Run keeper does more than track and “keep” your runs. It motivated users with achievements, graphs your progress over time, and creates training plans based on selectable goals. Users need only follow the suggested schedule to accomplish their goals.
Nike offers many of the typical features of other Apps, with the addition of a great social media sharing tool. Sharing with Nike+ displays your routes without all of the specific street information. I prefer this privacy, as it hides where I run and live.
The Finish Line
Whether you ran indoors or outdoors, on a treadmill or along a lake, followed a popular route or explored a new neighbourhood, we hope that all of your runs are rewarding.

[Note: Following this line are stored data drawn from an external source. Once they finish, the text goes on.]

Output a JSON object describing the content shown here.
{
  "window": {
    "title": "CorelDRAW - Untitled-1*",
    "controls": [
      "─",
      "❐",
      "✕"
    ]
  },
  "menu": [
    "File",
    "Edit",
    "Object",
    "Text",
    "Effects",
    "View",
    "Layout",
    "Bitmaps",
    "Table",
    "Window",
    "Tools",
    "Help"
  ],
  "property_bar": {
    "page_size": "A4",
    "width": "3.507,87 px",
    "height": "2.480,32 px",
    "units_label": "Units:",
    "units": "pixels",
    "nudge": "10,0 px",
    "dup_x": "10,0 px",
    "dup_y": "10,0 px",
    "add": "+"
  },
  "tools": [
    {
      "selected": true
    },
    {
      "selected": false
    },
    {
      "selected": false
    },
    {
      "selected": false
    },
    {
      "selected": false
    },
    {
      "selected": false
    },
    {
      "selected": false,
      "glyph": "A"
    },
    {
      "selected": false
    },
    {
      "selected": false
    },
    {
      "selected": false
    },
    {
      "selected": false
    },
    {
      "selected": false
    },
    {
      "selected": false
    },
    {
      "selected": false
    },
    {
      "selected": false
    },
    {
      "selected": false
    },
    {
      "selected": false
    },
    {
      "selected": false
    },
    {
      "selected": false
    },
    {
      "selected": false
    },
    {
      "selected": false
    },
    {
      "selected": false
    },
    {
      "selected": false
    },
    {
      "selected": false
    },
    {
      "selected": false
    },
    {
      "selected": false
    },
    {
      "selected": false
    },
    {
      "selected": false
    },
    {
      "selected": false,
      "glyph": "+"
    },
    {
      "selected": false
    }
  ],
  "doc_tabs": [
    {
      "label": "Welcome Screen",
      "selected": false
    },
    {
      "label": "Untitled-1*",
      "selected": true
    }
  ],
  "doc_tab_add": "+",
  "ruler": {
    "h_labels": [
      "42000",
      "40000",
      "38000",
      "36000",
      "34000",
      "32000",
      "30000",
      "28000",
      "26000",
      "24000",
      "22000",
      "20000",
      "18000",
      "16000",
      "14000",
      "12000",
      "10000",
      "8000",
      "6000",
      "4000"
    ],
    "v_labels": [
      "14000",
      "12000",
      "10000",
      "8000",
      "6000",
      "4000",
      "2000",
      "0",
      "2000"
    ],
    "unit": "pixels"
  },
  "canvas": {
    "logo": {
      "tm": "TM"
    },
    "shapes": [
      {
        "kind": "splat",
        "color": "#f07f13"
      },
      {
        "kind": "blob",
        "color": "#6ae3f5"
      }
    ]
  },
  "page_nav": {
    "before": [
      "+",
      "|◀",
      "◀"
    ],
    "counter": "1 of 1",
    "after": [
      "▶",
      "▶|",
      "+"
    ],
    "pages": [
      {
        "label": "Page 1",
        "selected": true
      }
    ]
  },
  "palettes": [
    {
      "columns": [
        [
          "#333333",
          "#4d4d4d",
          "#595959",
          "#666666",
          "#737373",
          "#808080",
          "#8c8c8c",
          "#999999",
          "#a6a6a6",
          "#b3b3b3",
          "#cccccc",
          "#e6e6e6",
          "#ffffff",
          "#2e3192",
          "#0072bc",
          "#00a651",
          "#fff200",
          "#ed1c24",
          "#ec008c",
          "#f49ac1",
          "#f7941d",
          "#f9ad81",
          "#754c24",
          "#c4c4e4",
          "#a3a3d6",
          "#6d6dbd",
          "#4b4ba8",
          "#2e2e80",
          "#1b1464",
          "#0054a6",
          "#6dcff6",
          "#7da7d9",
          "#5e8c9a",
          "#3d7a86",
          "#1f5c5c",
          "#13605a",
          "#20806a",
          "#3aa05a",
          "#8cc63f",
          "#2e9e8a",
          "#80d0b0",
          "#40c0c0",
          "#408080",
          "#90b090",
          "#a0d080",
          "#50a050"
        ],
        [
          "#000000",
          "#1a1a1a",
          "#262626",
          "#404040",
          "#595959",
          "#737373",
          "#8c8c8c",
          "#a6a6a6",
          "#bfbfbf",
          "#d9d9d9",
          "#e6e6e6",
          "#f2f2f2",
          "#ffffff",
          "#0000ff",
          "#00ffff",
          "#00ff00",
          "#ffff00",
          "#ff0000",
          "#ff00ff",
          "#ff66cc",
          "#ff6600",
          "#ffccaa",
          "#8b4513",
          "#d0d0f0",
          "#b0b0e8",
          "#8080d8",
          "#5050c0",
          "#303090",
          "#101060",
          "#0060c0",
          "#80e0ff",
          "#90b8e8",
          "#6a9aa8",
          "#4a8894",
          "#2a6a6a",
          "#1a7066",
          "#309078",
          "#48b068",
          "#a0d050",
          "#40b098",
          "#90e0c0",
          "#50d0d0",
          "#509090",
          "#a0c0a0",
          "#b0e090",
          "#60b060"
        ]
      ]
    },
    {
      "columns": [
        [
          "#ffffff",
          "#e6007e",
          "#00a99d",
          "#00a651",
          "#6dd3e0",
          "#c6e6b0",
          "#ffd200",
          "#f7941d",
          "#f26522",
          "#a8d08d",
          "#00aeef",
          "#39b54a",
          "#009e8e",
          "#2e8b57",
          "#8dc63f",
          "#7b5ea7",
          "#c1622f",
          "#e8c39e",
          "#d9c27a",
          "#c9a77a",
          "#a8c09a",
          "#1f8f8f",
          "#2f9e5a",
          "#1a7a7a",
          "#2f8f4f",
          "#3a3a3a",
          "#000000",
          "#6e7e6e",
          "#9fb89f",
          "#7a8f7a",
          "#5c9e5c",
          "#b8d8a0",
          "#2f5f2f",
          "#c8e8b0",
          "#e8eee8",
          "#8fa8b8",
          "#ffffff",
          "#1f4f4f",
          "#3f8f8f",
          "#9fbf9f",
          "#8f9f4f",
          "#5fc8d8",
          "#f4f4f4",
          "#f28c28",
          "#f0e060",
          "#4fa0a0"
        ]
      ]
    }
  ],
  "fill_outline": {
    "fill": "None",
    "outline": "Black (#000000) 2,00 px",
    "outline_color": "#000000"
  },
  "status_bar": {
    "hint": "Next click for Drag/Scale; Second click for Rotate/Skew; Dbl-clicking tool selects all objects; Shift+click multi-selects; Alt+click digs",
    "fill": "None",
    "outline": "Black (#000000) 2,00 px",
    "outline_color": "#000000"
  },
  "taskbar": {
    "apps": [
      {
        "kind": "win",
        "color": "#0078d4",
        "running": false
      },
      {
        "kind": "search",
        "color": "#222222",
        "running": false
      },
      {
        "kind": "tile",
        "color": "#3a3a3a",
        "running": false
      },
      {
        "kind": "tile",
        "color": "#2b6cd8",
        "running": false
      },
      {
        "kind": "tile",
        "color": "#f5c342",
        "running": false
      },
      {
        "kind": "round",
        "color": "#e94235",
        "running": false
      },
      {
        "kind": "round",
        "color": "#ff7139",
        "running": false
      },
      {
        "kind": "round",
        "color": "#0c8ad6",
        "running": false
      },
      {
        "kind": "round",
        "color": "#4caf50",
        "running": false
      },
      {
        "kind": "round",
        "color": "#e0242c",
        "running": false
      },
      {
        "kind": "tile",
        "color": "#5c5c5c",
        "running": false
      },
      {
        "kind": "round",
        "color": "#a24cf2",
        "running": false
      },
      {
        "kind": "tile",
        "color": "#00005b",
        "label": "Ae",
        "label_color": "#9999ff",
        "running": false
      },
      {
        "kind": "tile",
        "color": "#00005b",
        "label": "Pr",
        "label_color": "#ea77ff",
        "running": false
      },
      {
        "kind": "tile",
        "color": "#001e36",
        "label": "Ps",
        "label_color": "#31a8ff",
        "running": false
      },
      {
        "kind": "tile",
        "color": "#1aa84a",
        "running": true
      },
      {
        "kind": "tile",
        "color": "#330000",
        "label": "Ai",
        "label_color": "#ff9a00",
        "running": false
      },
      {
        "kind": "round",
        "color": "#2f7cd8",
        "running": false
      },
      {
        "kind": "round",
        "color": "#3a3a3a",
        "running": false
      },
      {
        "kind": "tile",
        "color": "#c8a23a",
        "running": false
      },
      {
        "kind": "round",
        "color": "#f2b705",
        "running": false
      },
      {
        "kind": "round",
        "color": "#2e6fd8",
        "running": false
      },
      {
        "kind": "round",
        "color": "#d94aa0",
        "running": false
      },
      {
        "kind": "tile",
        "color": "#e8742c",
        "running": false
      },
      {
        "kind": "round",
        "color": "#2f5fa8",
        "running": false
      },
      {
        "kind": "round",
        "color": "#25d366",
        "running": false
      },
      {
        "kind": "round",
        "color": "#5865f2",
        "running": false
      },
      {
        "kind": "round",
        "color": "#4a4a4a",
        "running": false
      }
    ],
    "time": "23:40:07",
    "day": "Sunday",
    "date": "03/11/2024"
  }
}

After each run, ensure you take the time to cool down. This will allow your body to transition out of the cardiovascular stresses of running, lowering your breathing and heart rates towards normal levels. Consider doing a few dynamic or static stretches, foam rolling, applying heat or cold, and massage to relieve any tightness you may be experiencing. These steps may help with flexibility, and post-run aches and soreness.
In the 30-60 minutes following exercise, it is important to take in a recovery drink or meal. You may be tempted to eat everything in sight – fight this urge and eat a normal meal. If you’re tackling runs that go on for longer than an hour, consider having a snack immediately after a run, followed by a healthy meal.
It may helpful to prepare a meal or recovery drink beforehand to combat your post run urges. What to have? Focus on nutrients that have 3 or 4 to 1 ratio of carbs to protein. These will help to replenish and rebuild.